La seule vraie parade : s'arrêter, vraiment

La sieste est le seul outil qui agisse réellement sur la somnolence — tout le reste ne fait que masquer les symptômes.

La Sécurité routière recommande une micro-sieste de quinze à vingt minutes maximum, ni plus ni moins : en dessous, l'effet réparateur est insuffisant, et au-delà, le conducteur risque d'entrer dans un sommeil profond dont le réveil est plus difficile et laisse une inertie de plusieurs dizaines de minutes. Le bon réflexe consiste à se garer sur une aire de repos ou de service — jamais sur la bande d'arrêt d'urgence, qui reste l'un des endroits les plus dangereux du réseau autoroutier — puis à incliner le siège et à couper le moteur. Certains automobilistes jurent par l'astuce du café bu juste avant de fermer les yeux : la caféine met justement le temps de la sieste à agir, si bien que le réveil se fait au moment où elle commence à produire ses effets, un peu comme un double coup de pouce. Sur les grands axes comme l'A6, l'A7 ou l'A10, les aires de service Vinci Autoroutes, APRR ou Sanef proposent presque toutes un espace ombragé pensé pour ce type de pause, parfois avec des bancs ou des tables à l'écart du bruit des pompes. Comptez large : mieux vaut arriver une demi-heure plus tard à Montpellier ou à Biarritz que de ne jamais y arriver. Notre recommandation est simple : programmez une pause toutes les deux heures avant même de démarrer, en la notant sur le GPS ou l'application de navigation, plutôt que d'attendre que la fatigue décide à votre place.

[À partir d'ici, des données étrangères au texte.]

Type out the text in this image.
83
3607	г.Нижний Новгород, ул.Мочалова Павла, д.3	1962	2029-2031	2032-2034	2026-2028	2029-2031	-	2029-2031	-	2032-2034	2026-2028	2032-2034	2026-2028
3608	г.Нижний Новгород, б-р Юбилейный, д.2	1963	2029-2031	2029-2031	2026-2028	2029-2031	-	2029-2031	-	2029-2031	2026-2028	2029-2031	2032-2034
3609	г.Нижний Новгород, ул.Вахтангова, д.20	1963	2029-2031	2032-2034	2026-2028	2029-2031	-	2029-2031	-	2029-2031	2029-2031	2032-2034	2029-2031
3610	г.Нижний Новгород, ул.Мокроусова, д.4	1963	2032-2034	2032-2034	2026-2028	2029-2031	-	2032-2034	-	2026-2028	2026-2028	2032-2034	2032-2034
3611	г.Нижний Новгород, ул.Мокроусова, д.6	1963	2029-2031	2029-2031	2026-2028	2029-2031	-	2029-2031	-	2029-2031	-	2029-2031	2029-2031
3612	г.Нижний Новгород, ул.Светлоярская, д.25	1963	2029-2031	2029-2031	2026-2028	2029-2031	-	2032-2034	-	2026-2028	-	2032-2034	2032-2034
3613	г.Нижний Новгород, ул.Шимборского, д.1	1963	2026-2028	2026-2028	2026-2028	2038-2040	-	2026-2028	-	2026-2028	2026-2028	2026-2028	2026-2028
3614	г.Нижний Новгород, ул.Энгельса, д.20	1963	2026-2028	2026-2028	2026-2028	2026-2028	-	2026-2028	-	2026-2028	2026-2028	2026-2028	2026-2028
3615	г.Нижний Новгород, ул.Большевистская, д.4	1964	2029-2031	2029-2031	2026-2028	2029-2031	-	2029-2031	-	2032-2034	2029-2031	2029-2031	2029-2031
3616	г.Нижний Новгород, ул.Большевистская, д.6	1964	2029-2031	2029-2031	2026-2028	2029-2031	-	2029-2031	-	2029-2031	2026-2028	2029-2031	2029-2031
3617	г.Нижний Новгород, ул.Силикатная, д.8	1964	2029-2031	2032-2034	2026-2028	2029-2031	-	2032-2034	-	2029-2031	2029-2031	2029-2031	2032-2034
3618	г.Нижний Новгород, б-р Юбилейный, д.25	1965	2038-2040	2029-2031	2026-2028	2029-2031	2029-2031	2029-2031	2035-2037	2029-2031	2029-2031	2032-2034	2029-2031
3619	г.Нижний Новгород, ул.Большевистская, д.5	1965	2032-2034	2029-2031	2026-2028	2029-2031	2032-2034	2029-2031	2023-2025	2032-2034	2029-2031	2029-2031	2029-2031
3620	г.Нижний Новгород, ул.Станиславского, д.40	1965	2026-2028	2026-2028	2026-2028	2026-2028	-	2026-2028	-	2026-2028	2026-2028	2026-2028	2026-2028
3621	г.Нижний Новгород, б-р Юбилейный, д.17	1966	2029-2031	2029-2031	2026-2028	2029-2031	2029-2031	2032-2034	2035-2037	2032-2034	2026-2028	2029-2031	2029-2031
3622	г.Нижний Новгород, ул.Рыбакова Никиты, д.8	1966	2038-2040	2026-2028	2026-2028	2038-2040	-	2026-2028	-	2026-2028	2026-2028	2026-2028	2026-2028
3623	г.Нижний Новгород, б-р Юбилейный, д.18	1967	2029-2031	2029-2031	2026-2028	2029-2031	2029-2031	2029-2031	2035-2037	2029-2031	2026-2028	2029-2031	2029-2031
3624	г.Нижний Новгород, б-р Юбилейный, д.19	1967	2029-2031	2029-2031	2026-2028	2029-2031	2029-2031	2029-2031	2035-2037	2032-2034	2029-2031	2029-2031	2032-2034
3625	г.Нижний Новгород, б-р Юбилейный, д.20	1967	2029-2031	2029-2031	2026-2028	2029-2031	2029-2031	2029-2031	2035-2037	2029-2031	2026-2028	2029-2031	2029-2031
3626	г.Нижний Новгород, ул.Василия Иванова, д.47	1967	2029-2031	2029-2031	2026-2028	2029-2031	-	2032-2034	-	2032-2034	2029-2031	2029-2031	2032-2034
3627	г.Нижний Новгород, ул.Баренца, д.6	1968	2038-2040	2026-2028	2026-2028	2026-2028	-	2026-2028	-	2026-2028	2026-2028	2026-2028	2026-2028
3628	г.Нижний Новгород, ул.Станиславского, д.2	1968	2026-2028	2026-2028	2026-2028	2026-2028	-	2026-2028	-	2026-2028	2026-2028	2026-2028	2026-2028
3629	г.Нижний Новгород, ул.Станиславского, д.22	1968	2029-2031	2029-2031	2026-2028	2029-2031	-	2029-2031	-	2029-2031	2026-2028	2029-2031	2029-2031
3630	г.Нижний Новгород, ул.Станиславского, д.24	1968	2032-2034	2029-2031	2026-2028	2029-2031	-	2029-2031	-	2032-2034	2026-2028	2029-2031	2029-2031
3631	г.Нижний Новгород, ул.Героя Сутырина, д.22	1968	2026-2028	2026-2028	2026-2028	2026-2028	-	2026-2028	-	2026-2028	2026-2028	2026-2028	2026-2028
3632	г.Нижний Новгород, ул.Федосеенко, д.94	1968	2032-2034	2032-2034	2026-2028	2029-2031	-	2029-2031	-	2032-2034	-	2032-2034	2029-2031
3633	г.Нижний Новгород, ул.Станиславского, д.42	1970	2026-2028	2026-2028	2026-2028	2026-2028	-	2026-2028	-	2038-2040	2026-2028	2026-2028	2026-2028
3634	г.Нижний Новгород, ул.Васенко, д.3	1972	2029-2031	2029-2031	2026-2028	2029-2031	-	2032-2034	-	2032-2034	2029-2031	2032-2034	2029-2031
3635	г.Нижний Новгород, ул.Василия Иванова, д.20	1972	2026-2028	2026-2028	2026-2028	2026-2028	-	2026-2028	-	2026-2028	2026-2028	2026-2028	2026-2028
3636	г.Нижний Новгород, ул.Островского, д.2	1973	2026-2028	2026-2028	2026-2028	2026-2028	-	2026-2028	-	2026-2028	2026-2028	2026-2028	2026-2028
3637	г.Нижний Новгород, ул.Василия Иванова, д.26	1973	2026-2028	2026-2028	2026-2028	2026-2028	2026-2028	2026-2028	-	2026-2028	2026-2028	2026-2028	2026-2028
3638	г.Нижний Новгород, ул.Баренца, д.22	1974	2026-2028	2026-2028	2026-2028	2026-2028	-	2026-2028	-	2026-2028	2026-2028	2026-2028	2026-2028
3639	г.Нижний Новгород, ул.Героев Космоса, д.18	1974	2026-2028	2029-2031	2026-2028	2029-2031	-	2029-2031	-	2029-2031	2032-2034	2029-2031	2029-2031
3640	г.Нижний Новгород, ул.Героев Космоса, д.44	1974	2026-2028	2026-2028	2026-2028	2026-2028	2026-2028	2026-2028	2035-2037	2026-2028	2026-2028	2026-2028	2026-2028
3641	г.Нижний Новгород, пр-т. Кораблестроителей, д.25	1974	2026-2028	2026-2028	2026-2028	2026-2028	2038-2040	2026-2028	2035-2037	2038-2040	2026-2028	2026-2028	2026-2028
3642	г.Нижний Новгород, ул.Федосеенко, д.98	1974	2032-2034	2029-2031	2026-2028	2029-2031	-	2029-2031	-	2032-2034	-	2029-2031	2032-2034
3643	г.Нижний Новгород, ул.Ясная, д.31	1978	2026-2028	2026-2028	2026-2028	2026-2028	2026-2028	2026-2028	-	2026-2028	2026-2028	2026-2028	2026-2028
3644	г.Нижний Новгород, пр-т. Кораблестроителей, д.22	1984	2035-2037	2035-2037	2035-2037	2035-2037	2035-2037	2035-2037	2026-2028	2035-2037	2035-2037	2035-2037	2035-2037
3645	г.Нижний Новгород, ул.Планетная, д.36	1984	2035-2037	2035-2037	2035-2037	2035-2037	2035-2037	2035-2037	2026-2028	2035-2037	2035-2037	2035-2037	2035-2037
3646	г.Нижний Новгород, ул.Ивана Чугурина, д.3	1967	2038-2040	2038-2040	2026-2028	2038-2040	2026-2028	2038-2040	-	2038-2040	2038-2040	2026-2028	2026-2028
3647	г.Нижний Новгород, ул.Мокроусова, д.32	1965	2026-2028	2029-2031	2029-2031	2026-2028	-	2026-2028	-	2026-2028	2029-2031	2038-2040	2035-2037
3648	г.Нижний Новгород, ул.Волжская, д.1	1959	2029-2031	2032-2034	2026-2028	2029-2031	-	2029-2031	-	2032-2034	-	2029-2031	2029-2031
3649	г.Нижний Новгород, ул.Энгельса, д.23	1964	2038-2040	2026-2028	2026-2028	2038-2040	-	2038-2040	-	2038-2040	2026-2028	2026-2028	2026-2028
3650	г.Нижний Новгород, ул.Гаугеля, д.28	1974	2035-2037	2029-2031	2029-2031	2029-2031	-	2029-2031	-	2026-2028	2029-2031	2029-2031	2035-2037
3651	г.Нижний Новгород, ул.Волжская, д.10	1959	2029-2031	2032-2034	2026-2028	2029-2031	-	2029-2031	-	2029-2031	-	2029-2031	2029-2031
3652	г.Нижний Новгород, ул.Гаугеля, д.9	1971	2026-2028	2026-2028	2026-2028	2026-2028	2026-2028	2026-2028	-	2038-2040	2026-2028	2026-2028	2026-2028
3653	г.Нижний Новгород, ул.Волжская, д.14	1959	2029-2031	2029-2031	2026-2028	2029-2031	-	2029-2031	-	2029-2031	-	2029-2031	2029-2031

Organiser le trajet pour ne jamais être pris de court

Un peu de préparation en amont change complètement la donne. Bison Futé publie chaque semaine ses prévisions de circulation, et les week-ends du chassé-croisé de fin juillet et de début août figurent presque toujours parmi les plus chargés de l'année sur les axes Nord-Sud — mieux vaut consulter le calendrier avant de fixer l'heure de départ que de le découvrir coincé dans un bouchon à hauteur de Lyon. Décaler son départ de deux ou trois heures, même si cela semble contre-intuitif quand toute la famille est impatiente de partir, réduit considérablement le temps passé au volant en étant déjà fatigué par la chaleur et l'attente. Pensez aussi à répartir la conduite entre plusieurs personnes du foyer si c'est possible : deux conducteurs qui se relaient toutes les deux heures arrivent presque toujours plus frais qu'un conducteur unique qui tient bon coûte que coûte pour « ne pas perdre de temps ».

Le cas des enfants à bord

Avec des enfants en bas âge, la vigilance doit être encore plus stricte, car les pauses deviennent plus fréquentes mais aussi plus courtes en apparence — sauf qu'elles ne remplacent pas une vraie coupure pour le conducteur. Un parent qui gère les pleurs, sert les biberons et surveille les écrans tout en conduisant cumule une charge mentale qui accélère l'apparition de la fatigue, même sur un trajet qu'il connaît par cœur. Évitez de transformer chaque arrêt en course contre la montre pour gagner du temps sur les autres : profitez-en aussi pour vous, ne serait-ce que cinq minutes les yeux fermés à l'ombre d'un arbre sur l'aire.

Le trajet des vacances n'a rien d'un examen de résistance : arriver dix minutes plus tard avec tout le monde reposé vaut largement mieux qu'un dépassement évité de justesse vers 15h sur l'A9, entre Narbonne et Perpignan, quand la chaleur du bitume brouille déjà la vue autant que les paupières.